Chichester's Guildhall. © Chichester District Museum
English communities affected by mining activities have been awarded £433,000 in financial assistance to help them repair historic monuments including a guildhall and a 14th century castle.
The money has been provided by the Aggregates Levy Sustainability Fund (ALSF), specifically for sites situated on or near to working aggregate sites. English Heritage have distributed the money on behalf of the Department for Environment, Food and Rural Affairs to reduce the impact of aggregate extraction on the historic environment, both on land and under the sea.
“The environmental impacts of quarrying and transport of sand, gravel and stone can have significant effects on communities close by,” said Barney Sloane, Head of English Heritage’s Historic Environment Commissions.
“What we are trying to do is lessen this impact by helping to ensure that deteriorating but much-loved and nationally important historic buildings in such communities are repaired so that they can play a stronger role in sustaining and restoring a sense of pride and place now and for the future.”
Chichester’s Guildhall (West Sussex) is an Ancient Scheduled Monument and Grade I-listed. Dating back to 1269, it’s a rare example of a Franciscan church still with a roof, and after its use changed following the Dissolution, it became the town hall and court room, hosting famous trials such as that of William Blake in 1804. Now a museum, £72,000 from the ALSF will go towards roof, guttering and window repairs.
The neglected state of the Prince of Wales pumping engine house. Courtesy English Heritage
Ayton Castle, Scarborough, is to receive £85,000 for the stabilisation of the building fabric and the basis of an information centre. The repair project will involve the local community in researching the history of the area.
In East Cornwall, the Prince of Wales Mine at Harrowbarrow is an important part of the Cornwall and West Devon Mining Landscape World Heritage Site. Its grant from the ALSF will be used to conserve and make safe the pumping engine house, a classic example of a Cornish engine house, which embodies the pioneering spirit of these practitioners of deep metal mining.
Two Cumbrian churches will benefit, St Mary’s Church, Dalton-in-Furness, and St Michael’s Church, Arlecdon and one in Sowerby Bridge, Yorkshire (Christ Church). In Northumberland, £11,000 has been awarded to Biddlestone Chapel, Netherton, for repairs and the production of a guidebook.

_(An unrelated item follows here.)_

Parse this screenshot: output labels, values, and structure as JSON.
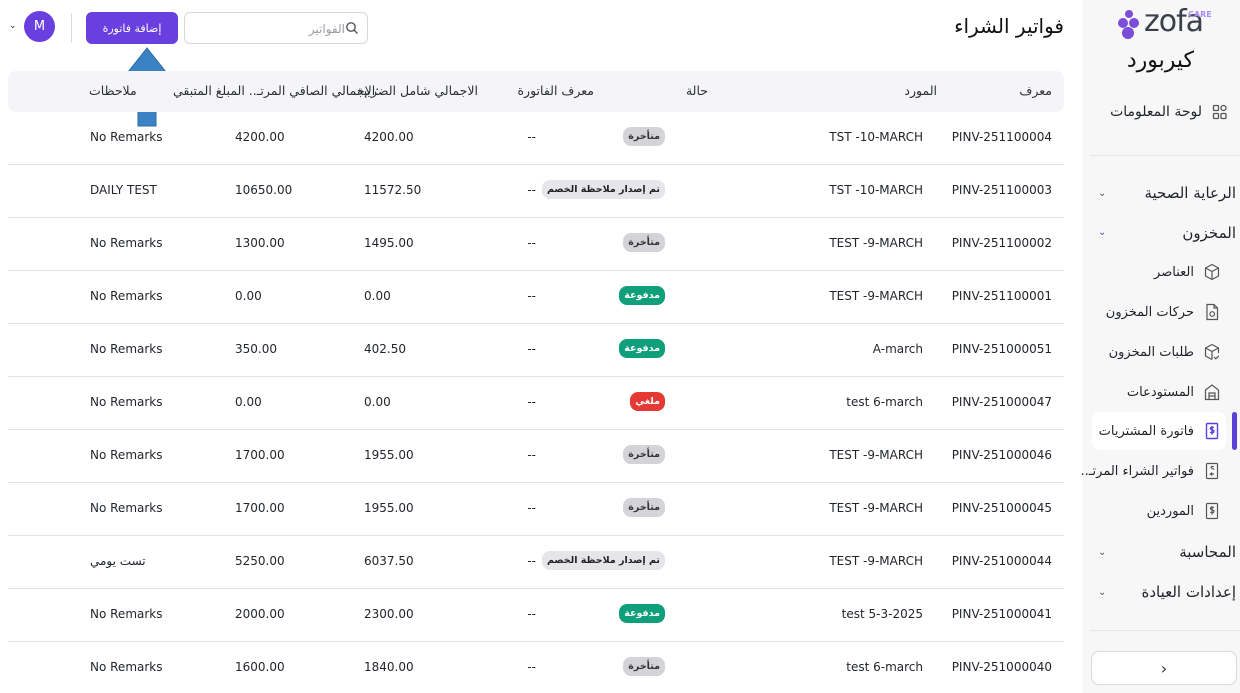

Finally, Beaumont Park in Huddersfield will have its ornate Victorian gateway repaired with its grant of £44,000.
Over the year 2007-2008, English Heritage will distribute £4 million from the ALSF in total. The majority of this is spent on research into archaeology under areas favoured for aggregate extraction and the publication of results. Funds also go towards raising awareness in communities and aggregates companies of the relationship between the industry and the historic environment.